Co-director Lynn Novick on making “The Vietnam War”

Courtesy photo |
If You Watch…
Episode One of “The Vietnam War” airs Sunday, Sept. 17 at 7 p.m. on Rocky Mountain PBS. Streaming options and more info at http://www.pbs.org
Documentarians Ken Burns and Lynn Novick decided to make a film about the Vietnam War a decade ago. But they felt they had to wait to tackle this most divisive and controversial piece of history.
“We’ve been talking about Vietnam for a long time, but always thought it was too recent, believe it or not,” Novick said in an interview this summer during a visit to the Aspen Institute. “Even 10 years ago, it felt too recent to have enough perspective and distance.”
She believes that the country is finally prepared to heal from and reckon with the war. She hopes that the 10-part “The Vietnam War,” co-directed by Burns and Novick and opening Sunday night on PBS stations nationwide, will help the nation finally come to terms with the tragic conflict. Every Ken Burns film release is a major cultural event, but this one, the filmmakers hope, might also be a turning point for America’s grappling with the traumatic legacy of Vietnam.
“It’s a festering wound that we’ve avoided dealing with,” Novick said. “And we avoid talking about it, except for shouting in the most reductive way. So in order to move forward as a country we have to understand what happened, why it’s so painful and why we can’t talk about it. The project of making a film about a subject as complex and tragic as this was certainly daunting and overwhelming, but we felt like we could shed some light.”

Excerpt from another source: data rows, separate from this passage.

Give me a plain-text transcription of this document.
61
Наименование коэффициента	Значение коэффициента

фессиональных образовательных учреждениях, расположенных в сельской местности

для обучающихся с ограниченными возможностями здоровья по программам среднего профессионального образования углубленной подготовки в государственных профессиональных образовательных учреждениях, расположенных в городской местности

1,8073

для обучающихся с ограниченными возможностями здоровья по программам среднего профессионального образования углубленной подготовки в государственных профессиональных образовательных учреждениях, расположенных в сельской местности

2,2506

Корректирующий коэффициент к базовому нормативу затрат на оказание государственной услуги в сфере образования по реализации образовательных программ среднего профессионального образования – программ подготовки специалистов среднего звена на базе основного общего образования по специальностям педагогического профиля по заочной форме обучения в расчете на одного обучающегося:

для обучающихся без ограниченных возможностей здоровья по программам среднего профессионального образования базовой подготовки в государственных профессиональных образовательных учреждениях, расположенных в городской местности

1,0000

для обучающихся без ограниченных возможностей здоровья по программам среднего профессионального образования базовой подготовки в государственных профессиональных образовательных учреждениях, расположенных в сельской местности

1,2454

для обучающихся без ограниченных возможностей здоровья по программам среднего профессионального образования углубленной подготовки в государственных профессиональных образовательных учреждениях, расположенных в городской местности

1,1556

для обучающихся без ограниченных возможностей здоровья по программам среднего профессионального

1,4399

They set out to make an immersive film that is at once encyclopedic and personal, relying on troves of archival footage and declassified documents but also the personal recollections of veterans – American and Vietnamese – along with anti-war protestors, reporters, government officials and most anyone touched by the conflict at home and abroad.
“We were interested in seeing these big epic events and how they affected ordinary people,” Novick said. “There is this sense of shared humanity and, in this epic tragedy, there is a human dimension to it. That’s what we tried to get at. Many people have tackled it from different perspectives, but nobody has done it on this scale, with this many voices, this many points of view.”
The first episode opens in 1858, covering the colonial history of Vietnam and the rise of Ho Chi Minh. It ends with the opening of Maya Lin’s Vietnam Veterans Memorial in Washington, D.C. in 1982. Running 18 hours, “The Vietnam War” is the longest film of Burns’ career.
In its grand sweep, it brings the viewer into The White House, the Pentagon, the Politburo and the presidential palace in Saigon, to fights on the battlefields and on college campuses, in newsrooms and living rooms. Its soundtrack makes use of the iconic rock music of the era, along with an original score by Trent Reznor and Atticus Ross and Yo-Yo Ma’s Silk Road Ensemble. The film aims to account for perspectives on all sides of this most controversial war.
“It was begun in good faith, by decent people, out of fateful misunderstandings, American overconfidence, and Cold War miscalculation,” narrator Peter Coyote says early on. “And it was prolonged because it seemed easier to muddle through than admit that it had been caused by tragic decisions, made by five American Presidents, belonging to both political parties.”
Novick — who has been working with Burns since 1999 and co-directed with him “Frank Lloyd Wright,” “The War,” “Prohibition” and the 2010 update to “Baseball” — spent much of the summer traveling with Burns and the film to show selections to diverse audiences, including one at the Aspen Ideas Festival. Many viewers have told the filmmakers that they were changed by the visceral experience of seeing “The Vietnam War.”
“There’s something about the power of the way the story unfolds,” said Novick. “It’s hard to walk away from that with all of your prejudices and preconceptions and hard-held beliefs in tact.”